For the circle $S^1$, we shall consider the ${\Bbb Z}/3{\Bbb Z}$-torsors. I know the isomorphism class of ${\Bbb Z}/3{\Bbb Z}$-torsors are classified by $H^1(S^1, {\Bbb Z}/3{\Bbb Z}) = {\mathrm{Hom}}(\pi_1(S^1), {\Bbb Z}/3{\Bbb Z}) = {\mathrm{Hom}}({\Bbb Z}, {\Bbb Z}/3{\Bbb Z}) = {\Bbb Z}/3{\Bbb Z}$.
I would like to realise these three torsors as visible manifolds which are non-isomorphic to each other. Apparently, $0 \in {\Bbb Z}/3{\Bbb Z}$ corresponds to the three disjoint union of $S^1$'s. I try to realise the ${\Bbb Z}/3{\Bbb Z}$-torsor of $S^1$ corresponding to $1 \in {\Bbb Z}/3{\Bbb Z}$.
My first attempt is to put some exotic structure to the connected Galois covering $Y \to S^1$, where ${\mathrm{Gal}}(Y/S^1) \cong {\Bbb Z}/3{\Bbb Z}$. Because $\pi(S^1) \cong {\Bbb Z}$, $Y$ is uniquely determined. Locally over $S^1$, $Y$ has three connected components which are disjoint from each other. I wish if $Y$ itself would be a ${\Bbb Z}/3{\Bbb Z}$-torsor. However, I know this is wrong, for there is no information of the character $\chi \colon \pi_1(S^1) \to {\Bbb Z}/3{\Bbb Z}$ added in the construction $Y$ which is a mere Galois covering. That is, $Y$ is actually a manifold, but cannot be a ${\Bbb Z}/3{\Bbb Z}$-torsor.

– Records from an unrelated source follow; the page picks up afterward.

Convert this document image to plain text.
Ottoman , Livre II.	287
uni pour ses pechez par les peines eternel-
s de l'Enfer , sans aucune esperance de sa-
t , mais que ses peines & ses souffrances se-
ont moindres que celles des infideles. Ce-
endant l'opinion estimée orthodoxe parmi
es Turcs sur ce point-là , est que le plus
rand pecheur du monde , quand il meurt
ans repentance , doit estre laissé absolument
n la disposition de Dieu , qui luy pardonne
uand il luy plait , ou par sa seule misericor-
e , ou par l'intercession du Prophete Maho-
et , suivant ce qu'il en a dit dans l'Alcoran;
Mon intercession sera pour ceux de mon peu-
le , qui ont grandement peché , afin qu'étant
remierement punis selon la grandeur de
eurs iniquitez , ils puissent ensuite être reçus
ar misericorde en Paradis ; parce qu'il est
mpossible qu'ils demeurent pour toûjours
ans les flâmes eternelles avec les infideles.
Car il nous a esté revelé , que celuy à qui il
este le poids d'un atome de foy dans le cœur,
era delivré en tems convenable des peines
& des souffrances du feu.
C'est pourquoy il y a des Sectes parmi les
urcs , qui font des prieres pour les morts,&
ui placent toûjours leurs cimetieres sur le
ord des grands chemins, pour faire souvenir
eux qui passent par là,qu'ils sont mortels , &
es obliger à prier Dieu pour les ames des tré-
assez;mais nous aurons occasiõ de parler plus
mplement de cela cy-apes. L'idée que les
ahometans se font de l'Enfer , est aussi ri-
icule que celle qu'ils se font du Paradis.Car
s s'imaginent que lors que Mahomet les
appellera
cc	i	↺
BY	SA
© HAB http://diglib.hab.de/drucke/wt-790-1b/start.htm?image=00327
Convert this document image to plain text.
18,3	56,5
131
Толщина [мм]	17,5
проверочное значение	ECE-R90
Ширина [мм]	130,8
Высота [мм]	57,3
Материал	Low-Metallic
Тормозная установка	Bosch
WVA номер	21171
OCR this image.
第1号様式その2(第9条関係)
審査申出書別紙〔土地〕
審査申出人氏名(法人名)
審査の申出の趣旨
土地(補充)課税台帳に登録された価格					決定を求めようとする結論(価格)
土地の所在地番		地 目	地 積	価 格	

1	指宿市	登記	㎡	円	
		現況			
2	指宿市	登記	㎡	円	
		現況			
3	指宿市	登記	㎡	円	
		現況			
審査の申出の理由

Q. What are connected manifolds other than $Y$ realised as ${\Bbb Z}/3{\Bbb Z}$-torsors of $S^1$?
$\newcommand{\Ints}{\mathbf{Z}}$The diagram shows the two non-trivial $\Ints/3\Ints$ torsors. The total space of each is a circle, divided into thirds. Each third is color-coded consistently, the base circle is in the middle, and the projection mappings are the obvious "squeezings" of the fibres to points, which send each arc onto the base circle.
The mapping carrying one torsor to the other in your linked question may be viewed as a suitable involution of the total space, e.g., complex conjugation of the unit circle in the complex plane, a.k.a. the inverse mapping $z = e^{i\theta} \mapsto \overline{z} = e^{-i\theta} = \frac{1}{z}$.